Task force blames chaos on poor postwar planning

? An independent panel led by two former U.S. national security advisers said Wednesday that chaos in Iraq was due in part to inadequate postwar planning.

Planning for reconstruction should match the serious planning that goes into making war, said the panel led by Samuel Berger and Brent Scowcroft. Berger was national security adviser to Democratic President Clinton. Scowcroft held the same post under Republican Presidents Ford and George H.W. Bush but has been critical of the current president’s Iraq and Mideast policies.

“A dramatic military victory has been overshadowed by chaos and bloodshed in the streets of Baghdad, difficulty in establishing security or providing essential services, and a deadly insurgency,” the report said.

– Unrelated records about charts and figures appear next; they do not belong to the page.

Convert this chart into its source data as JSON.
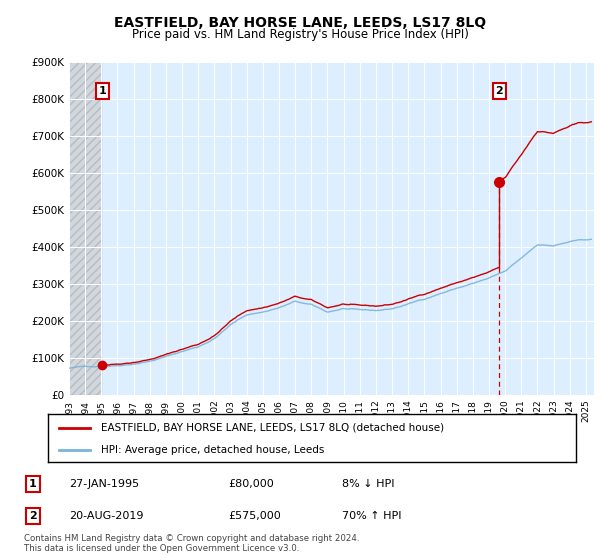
{
  "title": "EASTFIELD, BAY HORSE LANE, LEEDS, LS17 8LQ",
  "subtitle": "Price paid vs. HM Land Registry's House Price Index (HPI)",
  "hpi_color": "#7ab4d8",
  "sale_color": "#cc0000",
  "plot_bg_color": "#ddeeff",
  "legend_sale_label": "EASTFIELD, BAY HORSE LANE, LEEDS, LS17 8LQ (detached house)",
  "legend_hpi_label": "HPI: Average price, detached house, Leeds",
  "table_rows": [
    [
      "1",
      "27-JAN-1995",
      "£80,000",
      "8% ↓ HPI"
    ],
    [
      "2",
      "20-AUG-2019",
      "£575,000",
      "70% ↑ HPI"
    ]
  ],
  "footer": "Contains HM Land Registry data © Crown copyright and database right 2024.\nThis data is licensed under the Open Government Licence v3.0.",
  "ylim": [
    0,
    900000
  ],
  "yticks": [
    0,
    100000,
    200000,
    300000,
    400000,
    500000,
    600000,
    700000,
    800000,
    900000
  ],
  "ytick_labels": [
    "£0",
    "£100K",
    "£200K",
    "£300K",
    "£400K",
    "£500K",
    "£600K",
    "£700K",
    "£800K",
    "£900K"
  ],
  "xlim_start": 1993.0,
  "xlim_end": 2025.5,
  "sale_year_1": 1995.07,
  "sale_year_2": 2019.63,
  "sale_price_1": 80000,
  "sale_price_2": 575000
}
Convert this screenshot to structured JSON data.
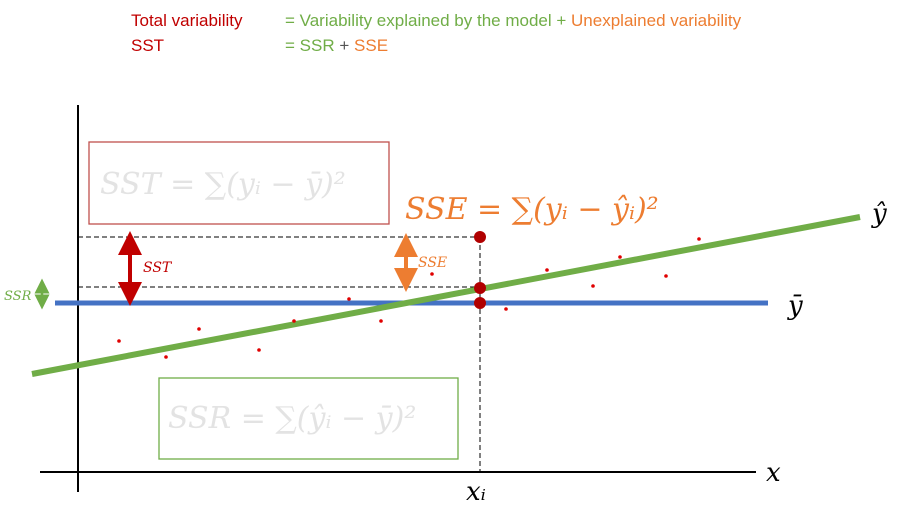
{
  "header": {
    "line1": {
      "total": "Total variability",
      "explained": "= Variability explained by the model +",
      "unexplained": "Unexplained variability"
    },
    "line2": {
      "sst": "SST",
      "ssr": "= SSR",
      "plus": "+",
      "sse": "SSE"
    }
  },
  "formulas": {
    "sst": "SST = ∑(yᵢ − ȳ)²",
    "sse": "SSE = ∑(yᵢ − ŷᵢ)²",
    "ssr": "SSR = ∑(ŷᵢ − ȳ)²"
  },
  "labels": {
    "sst": "SST",
    "sse": "SSE",
    "ssr": "SSR",
    "x": "x",
    "xi": "xᵢ",
    "yhat": "ŷ",
    "ybar": "ȳ"
  }
}
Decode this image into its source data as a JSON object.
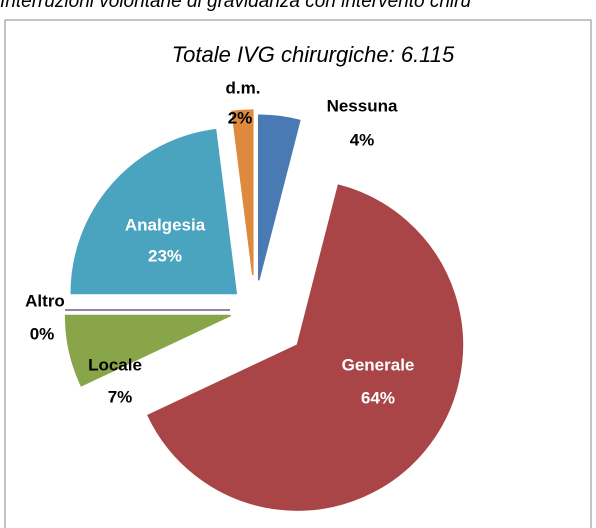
{
  "header": {
    "title": "Interruzioni volontarie di gravidanza con intervento chiru"
  },
  "chart_data": {
    "type": "pie",
    "title": "Totale IVG chirurgiche: 6.115",
    "categories": [
      "Nessuna",
      "Generale",
      "Locale",
      "Altro",
      "Analgesia",
      "d.m."
    ],
    "values": [
      4,
      64,
      7,
      0,
      23,
      2
    ],
    "value_labels": [
      "4%",
      "64%",
      "7%",
      "0%",
      "23%",
      "2%"
    ],
    "colors": [
      "#4a7ab4",
      "#a94546",
      "#89a54a",
      "#71588f",
      "#4aa3bf",
      "#dd8a3e"
    ]
  }
}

“The costs, human, military and economic, are high and continue to mount,” said the report, which was sponsored by the Council on Foreign Relations, an independent foreign policy group.

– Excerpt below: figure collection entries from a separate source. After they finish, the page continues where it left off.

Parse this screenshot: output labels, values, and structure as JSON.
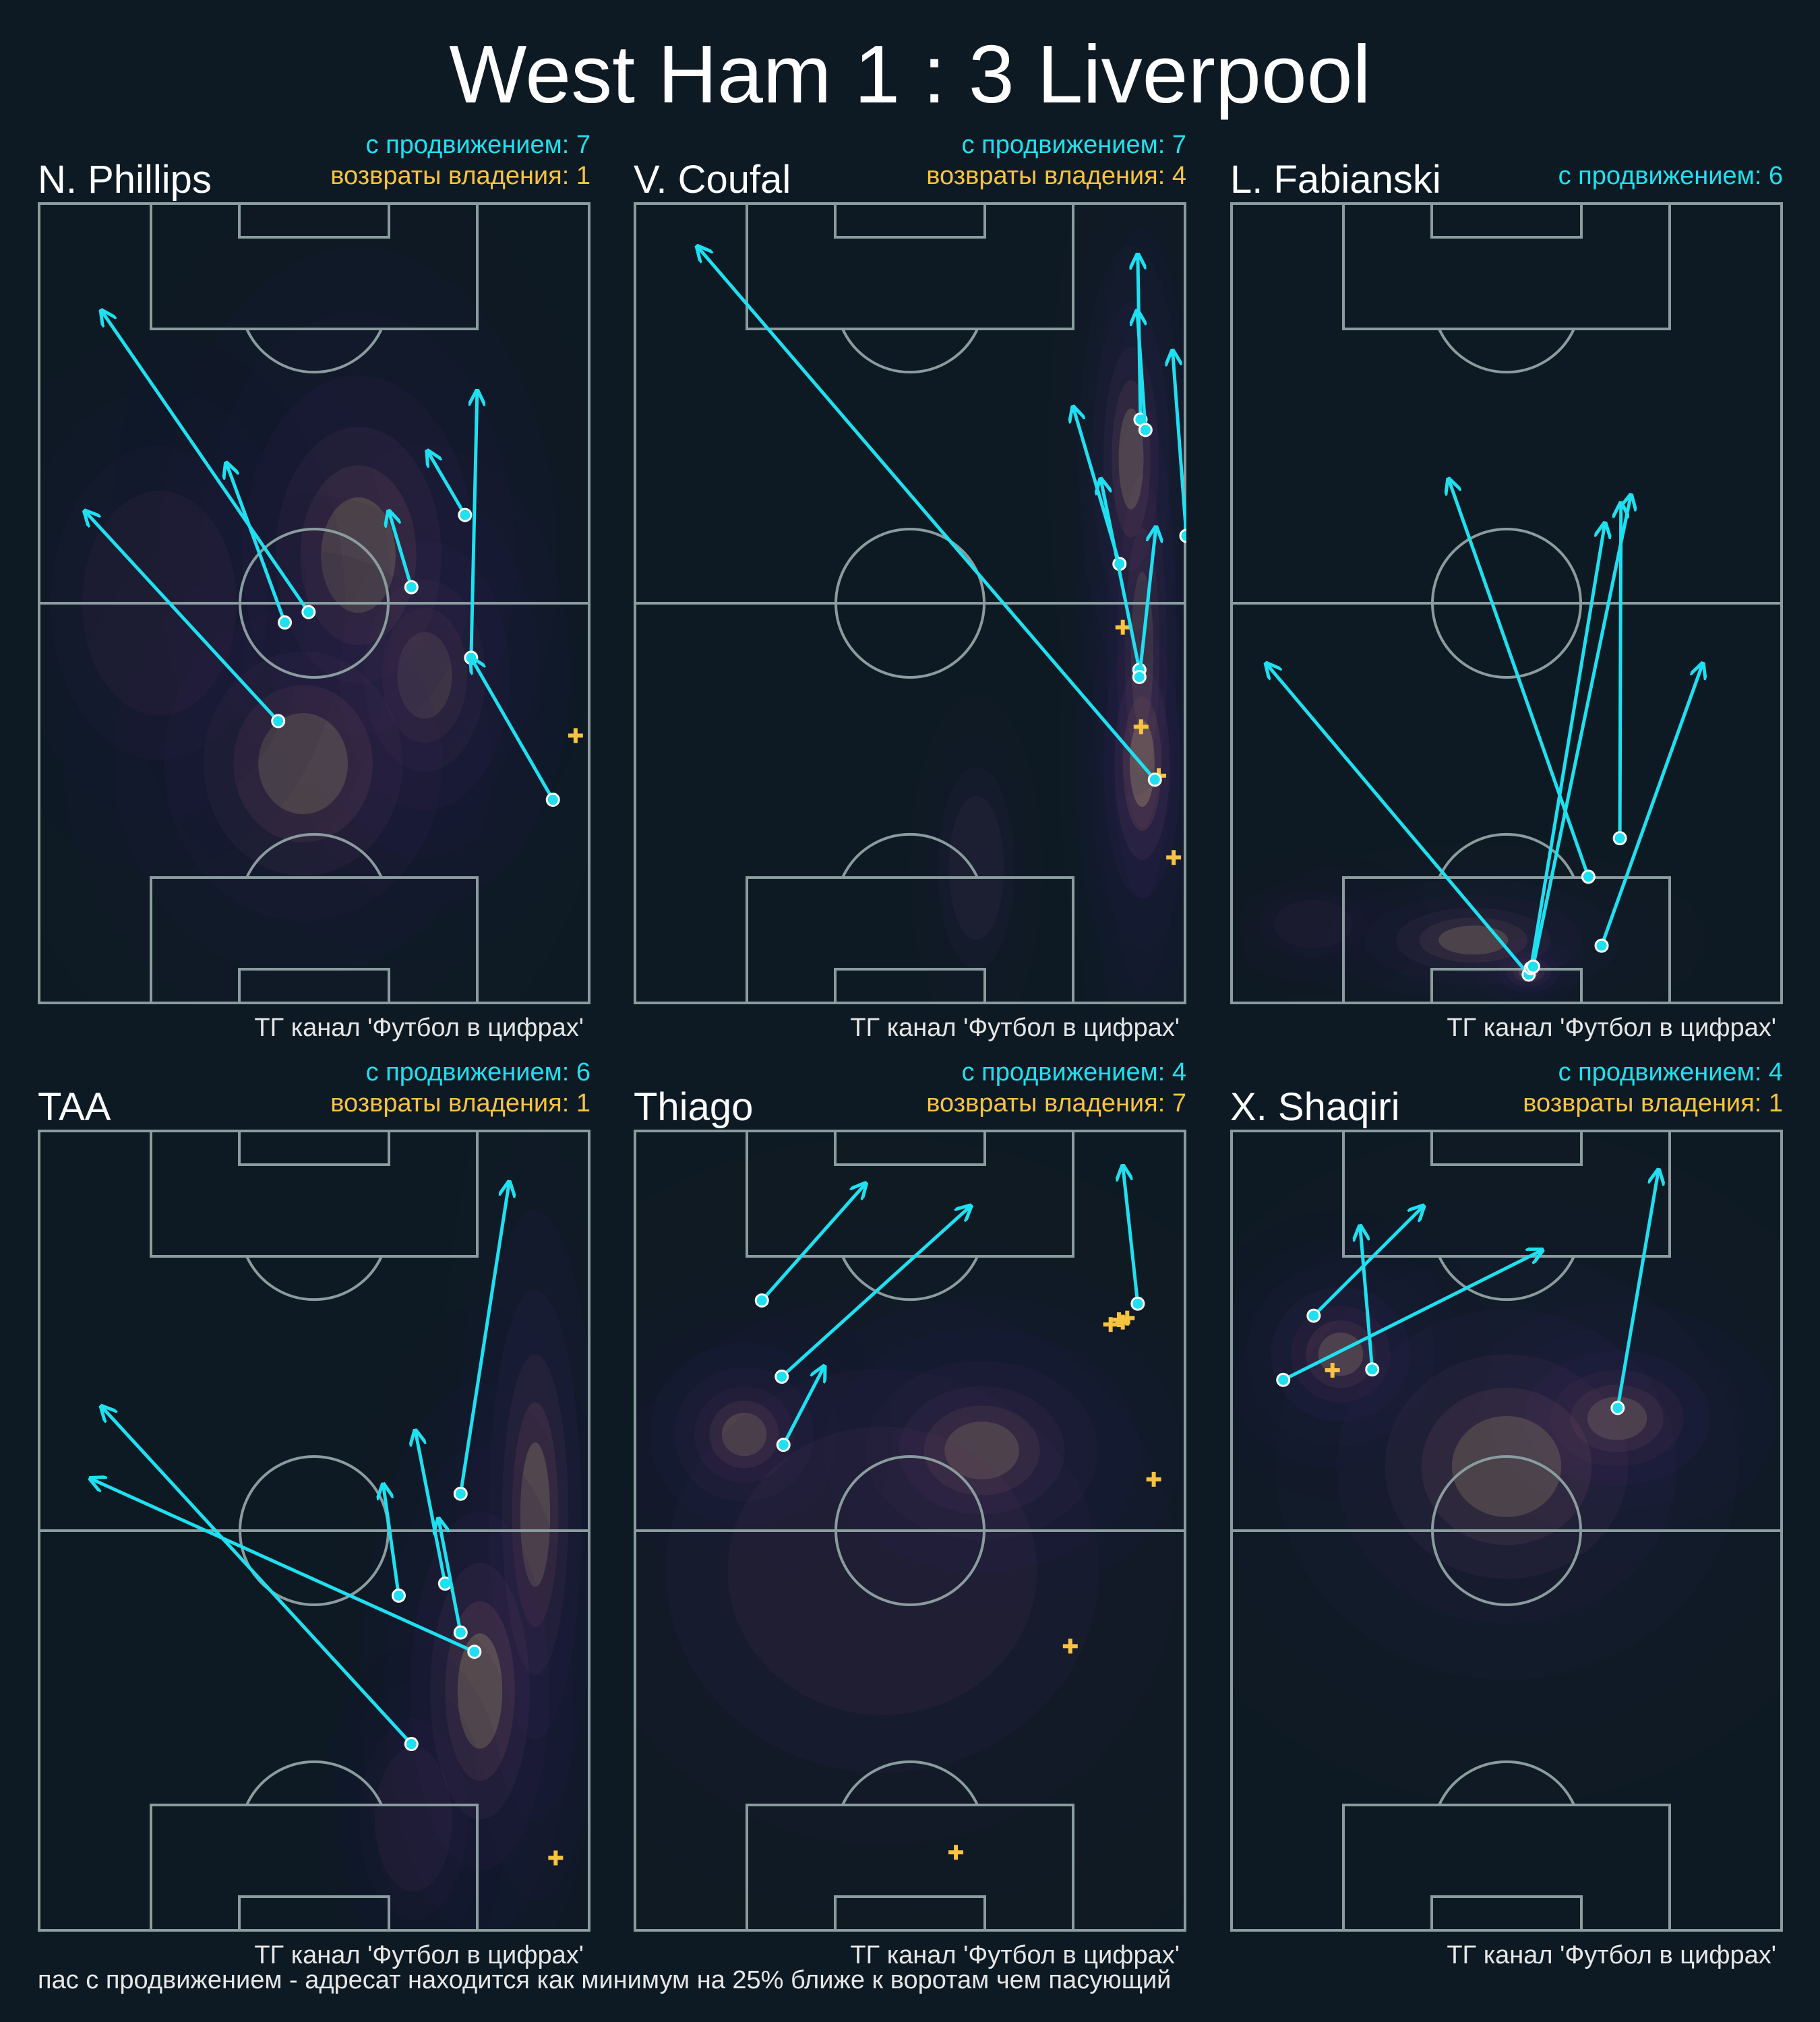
{
  "title": "West Ham 1 : 3 Liverpool",
  "footnote": "пас с продвижением - адресат находится как минимум на 25% ближе к воротам чем пасующий",
  "colors": {
    "background": "#0e1a23",
    "pitch_lines": "#8a9c9e",
    "progressive_pass": "#1fe0f0",
    "recovery": "#f7c341",
    "density_low": "#221f45",
    "density_high": "#b8a978"
  },
  "chart_data": [
    {
      "type": "scatter",
      "player": "N. Phillips",
      "progressive_label": "с продвижением: 7",
      "recoveries_label": "возвраты владения: 1",
      "credit": "ТГ канал 'Футбол в цифрах'",
      "x_range": [
        0,
        100
      ],
      "y_range": [
        0,
        100
      ],
      "progressive_passes": [
        {
          "x1": 49.0,
          "y1": 48.9,
          "x2": 11.5,
          "y2": 86.5
        },
        {
          "x1": 43.5,
          "y1": 35.3,
          "x2": 8.5,
          "y2": 61.5
        },
        {
          "x1": 44.7,
          "y1": 47.6,
          "x2": 34.1,
          "y2": 67.5
        },
        {
          "x1": 67.6,
          "y1": 52.0,
          "x2": 63.5,
          "y2": 61.5
        },
        {
          "x1": 77.3,
          "y1": 61.0,
          "x2": 70.5,
          "y2": 69.0
        },
        {
          "x1": 78.4,
          "y1": 43.2,
          "x2": 79.5,
          "y2": 76.5
        },
        {
          "x1": 93.2,
          "y1": 25.5,
          "x2": 78.4,
          "y2": 43.2
        }
      ],
      "recoveries": [
        {
          "x": 97.3,
          "y": 33.5
        }
      ],
      "density": [
        {
          "x": 70,
          "y": 41,
          "sx": 11,
          "sy": 12,
          "w": 1.0
        },
        {
          "x": 58,
          "y": 56,
          "sx": 15,
          "sy": 16,
          "w": 0.5
        },
        {
          "x": 48,
          "y": 30,
          "sx": 18,
          "sy": 14,
          "w": 0.35
        },
        {
          "x": 22,
          "y": 50,
          "sx": 14,
          "sy": 14,
          "w": 0.18
        }
      ]
    },
    {
      "type": "scatter",
      "player": "V. Coufal",
      "progressive_label": "с продвижением: 7",
      "recoveries_label": "возвраты владения: 4",
      "credit": "ТГ канал 'Футбол в цифрах'",
      "x_range": [
        0,
        100
      ],
      "y_range": [
        0,
        100
      ],
      "progressive_passes": [
        {
          "x1": 87.9,
          "y1": 54.9,
          "x2": 79.5,
          "y2": 74.5
        },
        {
          "x1": 91.7,
          "y1": 72.9,
          "x2": 91.2,
          "y2": 93.5
        },
        {
          "x1": 92.6,
          "y1": 71.6,
          "x2": 91.1,
          "y2": 86.5
        },
        {
          "x1": 100,
          "y1": 58.4,
          "x2": 97.5,
          "y2": 81.5
        },
        {
          "x1": 91.5,
          "y1": 41.7,
          "x2": 84.5,
          "y2": 65.5
        },
        {
          "x1": 91.5,
          "y1": 40.8,
          "x2": 94.5,
          "y2": 59.5
        },
        {
          "x1": 94.3,
          "y1": 28.0,
          "x2": 11.5,
          "y2": 94.5
        }
      ],
      "recoveries": [
        {
          "x": 88.5,
          "y": 47.0
        },
        {
          "x": 91.8,
          "y": 34.6
        },
        {
          "x": 95.0,
          "y": 28.5
        },
        {
          "x": 97.7,
          "y": 18.3
        }
      ],
      "density": [
        {
          "x": 92,
          "y": 44,
          "sx": 4.5,
          "sy": 22,
          "w": 1.0
        },
        {
          "x": 92,
          "y": 30,
          "sx": 5,
          "sy": 12,
          "w": 0.6
        },
        {
          "x": 62,
          "y": 17,
          "sx": 5,
          "sy": 9,
          "w": 0.22
        },
        {
          "x": 90,
          "y": 68,
          "sx": 5,
          "sy": 14,
          "w": 0.3
        }
      ]
    },
    {
      "type": "scatter",
      "player": "L. Fabianski",
      "progressive_label": "с продвижением: 6",
      "recoveries_label": "",
      "credit": "ТГ канал 'Футбол в цифрах'",
      "x_range": [
        0,
        100
      ],
      "y_range": [
        0,
        100
      ],
      "progressive_passes": [
        {
          "x1": 54.0,
          "y1": 3.7,
          "x2": 6.5,
          "y2": 42.5
        },
        {
          "x1": 64.8,
          "y1": 15.9,
          "x2": 39.5,
          "y2": 65.5
        },
        {
          "x1": 54.4,
          "y1": 4.5,
          "x2": 67.8,
          "y2": 60.0
        },
        {
          "x1": 54.8,
          "y1": 4.7,
          "x2": 72.5,
          "y2": 63.5
        },
        {
          "x1": 70.5,
          "y1": 20.7,
          "x2": 70.7,
          "y2": 62.5
        },
        {
          "x1": 67.2,
          "y1": 7.3,
          "x2": 85.5,
          "y2": 42.5
        }
      ],
      "recoveries": [],
      "density": [
        {
          "x": 54,
          "y": 4,
          "sx": 4,
          "sy": 1.8,
          "w": 1.0
        },
        {
          "x": 44,
          "y": 8,
          "sx": 14,
          "sy": 4,
          "w": 0.3
        },
        {
          "x": 15,
          "y": 10,
          "sx": 7,
          "sy": 3,
          "w": 0.08
        }
      ]
    },
    {
      "type": "scatter",
      "player": "TAA",
      "progressive_label": "с продвижением: 6",
      "recoveries_label": "возвраты владения: 1",
      "credit": "ТГ канал 'Футбол в цифрах'",
      "x_range": [
        0,
        100
      ],
      "y_range": [
        0,
        100
      ],
      "progressive_passes": [
        {
          "x1": 65.3,
          "y1": 41.9,
          "x2": 62.5,
          "y2": 55.8
        },
        {
          "x1": 73.7,
          "y1": 43.4,
          "x2": 68.3,
          "y2": 62.5
        },
        {
          "x1": 76.5,
          "y1": 54.6,
          "x2": 85.3,
          "y2": 93.5
        },
        {
          "x1": 76.5,
          "y1": 37.3,
          "x2": 72.5,
          "y2": 51.5
        },
        {
          "x1": 79.0,
          "y1": 34.9,
          "x2": 9.5,
          "y2": 56.5
        },
        {
          "x1": 67.6,
          "y1": 23.4,
          "x2": 11.5,
          "y2": 65.5
        }
      ],
      "recoveries": [
        {
          "x": 93.7,
          "y": 9.2
        }
      ],
      "density": [
        {
          "x": 90,
          "y": 52,
          "sx": 6,
          "sy": 20,
          "w": 1.0
        },
        {
          "x": 80,
          "y": 30,
          "sx": 9,
          "sy": 16,
          "w": 0.5
        },
        {
          "x": 68,
          "y": 14,
          "sx": 7,
          "sy": 9,
          "w": 0.2
        }
      ]
    },
    {
      "type": "scatter",
      "player": "Thiago",
      "progressive_label": "с продвижением: 4",
      "recoveries_label": "возвраты владения: 7",
      "credit": "ТГ канал 'Футбол в цифрах'",
      "x_range": [
        0,
        100
      ],
      "y_range": [
        0,
        100
      ],
      "progressive_passes": [
        {
          "x1": 23.2,
          "y1": 78.7,
          "x2": 42.0,
          "y2": 93.3
        },
        {
          "x1": 26.8,
          "y1": 69.2,
          "x2": 61.0,
          "y2": 90.5
        },
        {
          "x1": 27.1,
          "y1": 60.7,
          "x2": 34.5,
          "y2": 70.5
        },
        {
          "x1": 91.2,
          "y1": 78.3,
          "x2": 88.5,
          "y2": 95.5
        }
      ],
      "recoveries": [
        {
          "x": 86.3,
          "y": 75.7
        },
        {
          "x": 87.8,
          "y": 76.3
        },
        {
          "x": 89.3,
          "y": 76.5
        },
        {
          "x": 94.1,
          "y": 56.4
        },
        {
          "x": 79.0,
          "y": 35.6
        },
        {
          "x": 58.3,
          "y": 9.9
        },
        {
          "x": 88.5,
          "y": 76.0
        }
      ],
      "density": [
        {
          "x": 63,
          "y": 60,
          "sx": 15,
          "sy": 8,
          "w": 1.0
        },
        {
          "x": 20,
          "y": 62,
          "sx": 9,
          "sy": 6,
          "w": 0.55
        },
        {
          "x": 45,
          "y": 45,
          "sx": 28,
          "sy": 18,
          "w": 0.25
        }
      ]
    },
    {
      "type": "scatter",
      "player": "X. Shaqiri",
      "progressive_label": "с продвижением: 4",
      "recoveries_label": "возвраты владения: 1",
      "credit": "ТГ канал 'Футбол в цифрах'",
      "x_range": [
        0,
        100
      ],
      "y_range": [
        0,
        100
      ],
      "progressive_passes": [
        {
          "x1": 15.1,
          "y1": 76.8,
          "x2": 35.0,
          "y2": 90.5
        },
        {
          "x1": 25.7,
          "y1": 70.1,
          "x2": 23.5,
          "y2": 88.0
        },
        {
          "x1": 9.6,
          "y1": 68.8,
          "x2": 56.5,
          "y2": 85.0
        },
        {
          "x1": 70.1,
          "y1": 65.3,
          "x2": 77.5,
          "y2": 95.0
        }
      ],
      "recoveries": [
        {
          "x": 18.5,
          "y": 70.0
        }
      ],
      "density": [
        {
          "x": 70,
          "y": 64,
          "sx": 12,
          "sy": 6,
          "w": 1.0
        },
        {
          "x": 20,
          "y": 72,
          "sx": 9,
          "sy": 6,
          "w": 0.55
        },
        {
          "x": 50,
          "y": 58,
          "sx": 22,
          "sy": 14,
          "w": 0.3
        }
      ]
    }
  ]
}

Two years after a stunning three-week march on Baghdad, U.S. and Iraqi military forces have been unable to secure and rebuild the country, and reconstruction has fallen victim to a lack of security, the report said.

The White House has reacted to similar criticism in the past by saying there was significant postwar planning.

In a speech last month to soldiers at Fort Bragg, N.C., President Bush pointed to the Iraqi elections and efforts to improve roads, schools and basic services. “Rebuilding a country after three decades of tyranny is hard, and rebuilding while at war is even harder. Our progress has been uneven, but progress is being made.”

The report said the critical miscalculation of Iraq war-planning was the conclusion that reconstruction would not require more troops than the invasion itself.

Not only are more troops needed but they should be trained for postwar duty, the task force said.

In Iraq, the task force said, postwar requirements did not get enough attention, and there were misjudgments, as well. This, the report said, “left the United States ill-equipped to address public security, governance and economic demands” after the war.